Multi-modal Speech Recognition in Noisy Environments

  • Subject:Automatic Speech Recognition
  • Type:Masterarbeit
  • Supervisor:

    Zhaolin Li

  • Add on:

    Recognizing speech in complex, noisy environments where multiple conversations occur simultaneously—known as the cocktail-party challenge—remains a formidable task for machines. While humans effortlessly focus on a single speaker by leveraging a combination of auditory, visual, and semantic cues, current ASR systems struggle in these multi-speaker settings.

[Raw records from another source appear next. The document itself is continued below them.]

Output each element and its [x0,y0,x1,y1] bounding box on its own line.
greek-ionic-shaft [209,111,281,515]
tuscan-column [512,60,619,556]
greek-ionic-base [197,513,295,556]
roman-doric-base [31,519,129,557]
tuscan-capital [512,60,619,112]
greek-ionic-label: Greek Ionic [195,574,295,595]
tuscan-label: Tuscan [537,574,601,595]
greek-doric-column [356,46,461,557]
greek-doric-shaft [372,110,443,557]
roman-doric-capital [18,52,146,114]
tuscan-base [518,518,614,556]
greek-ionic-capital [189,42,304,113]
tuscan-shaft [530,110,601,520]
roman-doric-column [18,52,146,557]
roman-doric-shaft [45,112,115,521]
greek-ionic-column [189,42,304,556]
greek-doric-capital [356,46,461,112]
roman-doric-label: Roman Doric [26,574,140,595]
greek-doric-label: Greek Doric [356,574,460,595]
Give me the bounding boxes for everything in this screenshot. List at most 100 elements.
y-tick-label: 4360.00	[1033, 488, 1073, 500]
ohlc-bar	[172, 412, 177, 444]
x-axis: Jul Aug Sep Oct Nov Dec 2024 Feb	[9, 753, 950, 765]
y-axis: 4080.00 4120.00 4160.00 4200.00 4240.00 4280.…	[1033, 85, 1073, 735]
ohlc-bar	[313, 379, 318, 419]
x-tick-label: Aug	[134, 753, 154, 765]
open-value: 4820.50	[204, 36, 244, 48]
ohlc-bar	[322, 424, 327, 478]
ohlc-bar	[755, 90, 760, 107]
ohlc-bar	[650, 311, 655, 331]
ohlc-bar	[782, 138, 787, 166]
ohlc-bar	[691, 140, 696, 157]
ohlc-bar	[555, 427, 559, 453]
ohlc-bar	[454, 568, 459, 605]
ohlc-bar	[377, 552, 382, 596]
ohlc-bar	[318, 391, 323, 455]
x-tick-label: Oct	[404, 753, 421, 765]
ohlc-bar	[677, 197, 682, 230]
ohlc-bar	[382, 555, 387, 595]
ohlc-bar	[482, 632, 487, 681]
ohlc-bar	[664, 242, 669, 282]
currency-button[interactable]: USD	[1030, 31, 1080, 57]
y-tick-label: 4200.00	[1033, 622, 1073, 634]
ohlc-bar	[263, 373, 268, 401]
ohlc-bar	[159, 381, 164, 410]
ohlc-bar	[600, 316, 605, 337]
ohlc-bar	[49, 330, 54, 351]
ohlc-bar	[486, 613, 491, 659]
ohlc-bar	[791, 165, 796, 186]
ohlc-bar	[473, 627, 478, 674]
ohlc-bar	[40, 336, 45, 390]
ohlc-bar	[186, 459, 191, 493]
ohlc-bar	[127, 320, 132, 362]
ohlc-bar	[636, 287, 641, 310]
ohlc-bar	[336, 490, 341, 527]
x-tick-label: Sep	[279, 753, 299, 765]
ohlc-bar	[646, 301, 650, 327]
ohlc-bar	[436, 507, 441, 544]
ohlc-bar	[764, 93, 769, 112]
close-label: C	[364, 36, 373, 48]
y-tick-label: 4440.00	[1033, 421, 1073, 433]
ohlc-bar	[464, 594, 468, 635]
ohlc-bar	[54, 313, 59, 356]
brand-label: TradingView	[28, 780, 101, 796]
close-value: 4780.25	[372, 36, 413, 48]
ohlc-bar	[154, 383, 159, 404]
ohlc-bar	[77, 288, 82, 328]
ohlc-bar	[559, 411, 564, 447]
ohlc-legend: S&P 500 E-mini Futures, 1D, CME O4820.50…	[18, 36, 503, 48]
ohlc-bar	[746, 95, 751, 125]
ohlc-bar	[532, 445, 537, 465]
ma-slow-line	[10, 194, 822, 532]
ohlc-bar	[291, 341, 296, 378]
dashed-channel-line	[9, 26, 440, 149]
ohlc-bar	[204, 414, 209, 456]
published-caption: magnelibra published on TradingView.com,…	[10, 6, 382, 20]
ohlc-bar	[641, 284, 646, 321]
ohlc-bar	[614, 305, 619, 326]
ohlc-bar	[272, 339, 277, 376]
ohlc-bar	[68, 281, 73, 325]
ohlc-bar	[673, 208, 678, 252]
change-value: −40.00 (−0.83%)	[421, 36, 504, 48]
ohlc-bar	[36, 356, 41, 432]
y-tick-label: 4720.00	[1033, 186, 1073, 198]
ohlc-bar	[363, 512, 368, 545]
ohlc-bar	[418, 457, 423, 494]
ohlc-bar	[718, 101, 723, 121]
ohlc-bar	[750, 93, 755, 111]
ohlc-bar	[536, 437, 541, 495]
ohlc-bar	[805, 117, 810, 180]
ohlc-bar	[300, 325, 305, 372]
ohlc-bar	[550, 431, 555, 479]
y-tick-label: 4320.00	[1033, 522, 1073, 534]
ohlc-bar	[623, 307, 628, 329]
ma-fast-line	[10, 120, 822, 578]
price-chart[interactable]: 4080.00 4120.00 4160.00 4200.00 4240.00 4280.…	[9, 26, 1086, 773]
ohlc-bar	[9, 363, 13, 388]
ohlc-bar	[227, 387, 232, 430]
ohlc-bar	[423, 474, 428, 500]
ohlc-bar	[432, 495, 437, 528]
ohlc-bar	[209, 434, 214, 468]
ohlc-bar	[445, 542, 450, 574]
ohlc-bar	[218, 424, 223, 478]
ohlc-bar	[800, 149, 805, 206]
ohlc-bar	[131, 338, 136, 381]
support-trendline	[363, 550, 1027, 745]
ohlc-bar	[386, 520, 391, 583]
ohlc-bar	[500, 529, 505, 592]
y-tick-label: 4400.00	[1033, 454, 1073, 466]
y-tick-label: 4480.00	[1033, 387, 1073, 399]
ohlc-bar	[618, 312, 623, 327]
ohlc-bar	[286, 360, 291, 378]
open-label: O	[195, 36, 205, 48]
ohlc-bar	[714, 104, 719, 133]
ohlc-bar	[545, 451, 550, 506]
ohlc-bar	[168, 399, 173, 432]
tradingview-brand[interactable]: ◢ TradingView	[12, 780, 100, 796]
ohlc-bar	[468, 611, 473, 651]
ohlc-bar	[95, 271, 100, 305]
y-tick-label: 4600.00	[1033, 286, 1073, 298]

    In this thesis, you are expected to build ASR system, simulating human-like attention by integrating different modalities, such as facial movements, lip activity, speaker identity, and conversational semantics to isolate and accurately transcribe individual speech streams.

     

    Requirements:
    Strong programming and debugging skills

    Knowledge of Python and Pytorch

    Knowledge of machine learning

     

    Literatures:

    Abouelenin, Abdelrahman, et al. "Phi-4-mini technical report: Compact yet powerful multimodal language models via mixture-of-loras." arXiv preprint arXiv:2503.01743 (2025).

    Wu, Shilong, et al. "The multimodal information based speech processing (misp) 2023 challenge: Audio-visual target speaker extraction." ICASSP 2024-2024 IEEE International Conference on Acoustics, Speech and Signal Processing (ICASSP). IEEE, 2024.